The German Empire was a federation of monarchies and a few city-states. However, after the Franco-Prussian War, the newly created country annexed large parts of Alsace and Lorraine, two mostly German-speaking French territories which used to belong to the Holy Roman Empire. A large part of the local population was opposed to the transfer, meaning that granting statehood to the recently acquired territory would establish a state with a possible desire for secession which also was not used to German politics and German law. Incorporating the territory into Prussia, as happened to Schleswig-Holstein and other states during the German Unification Wars, was opposed by the South German states which already felt diminished by Prussia. Hence, an annexation to Bavaria and Baden was also discussed, yet met with opposition by the military which opined that the crucial border territory had to be governed from Berlin. As a compromise, Otto von Bismarck successfully proposed to incorporate Alsace-Lorraine as a territory directly governed by the Imperial (federal) government, leading to the creation of the Imperial Territory of Alsace-Lorraine (Reichsland Elsaß-Lothringen). The territorial status, common in the US, was unique within mainland Germany, as all constituent states were self-governing. In 1911 the Constitution of the German Empire was amended to treat Alsace-Lorraine as a state for certain matters, including its own government and votes in the Bundestag.

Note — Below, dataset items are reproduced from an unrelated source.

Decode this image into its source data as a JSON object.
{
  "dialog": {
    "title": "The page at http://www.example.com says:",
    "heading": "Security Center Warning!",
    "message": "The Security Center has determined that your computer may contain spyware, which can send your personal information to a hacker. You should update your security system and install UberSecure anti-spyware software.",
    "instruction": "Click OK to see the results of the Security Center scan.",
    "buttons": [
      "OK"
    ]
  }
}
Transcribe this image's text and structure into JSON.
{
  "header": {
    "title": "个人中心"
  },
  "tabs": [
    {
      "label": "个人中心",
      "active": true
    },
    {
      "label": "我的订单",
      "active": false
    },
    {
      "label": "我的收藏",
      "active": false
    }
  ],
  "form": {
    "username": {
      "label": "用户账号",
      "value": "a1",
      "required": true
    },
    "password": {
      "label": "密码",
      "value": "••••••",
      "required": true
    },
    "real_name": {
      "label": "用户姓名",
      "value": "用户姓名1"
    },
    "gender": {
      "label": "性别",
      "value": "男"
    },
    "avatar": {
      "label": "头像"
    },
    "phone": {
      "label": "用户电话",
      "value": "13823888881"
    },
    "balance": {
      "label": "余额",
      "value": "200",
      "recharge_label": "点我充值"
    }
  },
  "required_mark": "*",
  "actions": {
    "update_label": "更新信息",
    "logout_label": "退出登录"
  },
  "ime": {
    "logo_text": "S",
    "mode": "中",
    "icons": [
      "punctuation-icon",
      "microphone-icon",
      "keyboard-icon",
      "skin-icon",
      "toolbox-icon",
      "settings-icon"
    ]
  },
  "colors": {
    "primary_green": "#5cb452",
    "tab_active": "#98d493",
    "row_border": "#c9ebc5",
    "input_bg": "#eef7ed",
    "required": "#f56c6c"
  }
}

France annexed the complete area after World War I. Since then, the German national government never had direct control over a German territory, with the exception of the Nazi government; however, Nazi Germany was - like East Germany - a centralized state where state governments were de facto abolished. The Federal Republic of Germany's Basic Law does not currently provide a legal way to create a federal territory, including a capital district, and describes the German national territory as being composed solely of states.

=== United States ===
In the United States, many of the states were territories or parts of territories before reaching statehood, e.g. Louisiana Territory, Mississippi Territory, Oregon Territory, Alaska Territory and Hawaii Territory. Before reaching statehood, these territories of the United States were formally usually of a kind which can be described as "organized incorporated territories", meaning that the government of the jurisdiction was formally organized in such a way as to comply with recognized federal standards for self-government, and that the jurisdiction was "organic" to the United States, that is, an irrevocably inseverable part of it rather than a protectorate, an area leased from and still pertaining formally to another nation, or a concession granted by another nation or group which conceivably could retain certain rights to it. "Incorporated" territories are a part of the United States, though not of any particular constituent state, and as such are not readily saleable or cessionable to other powers in the way that "unincorporated" territories are.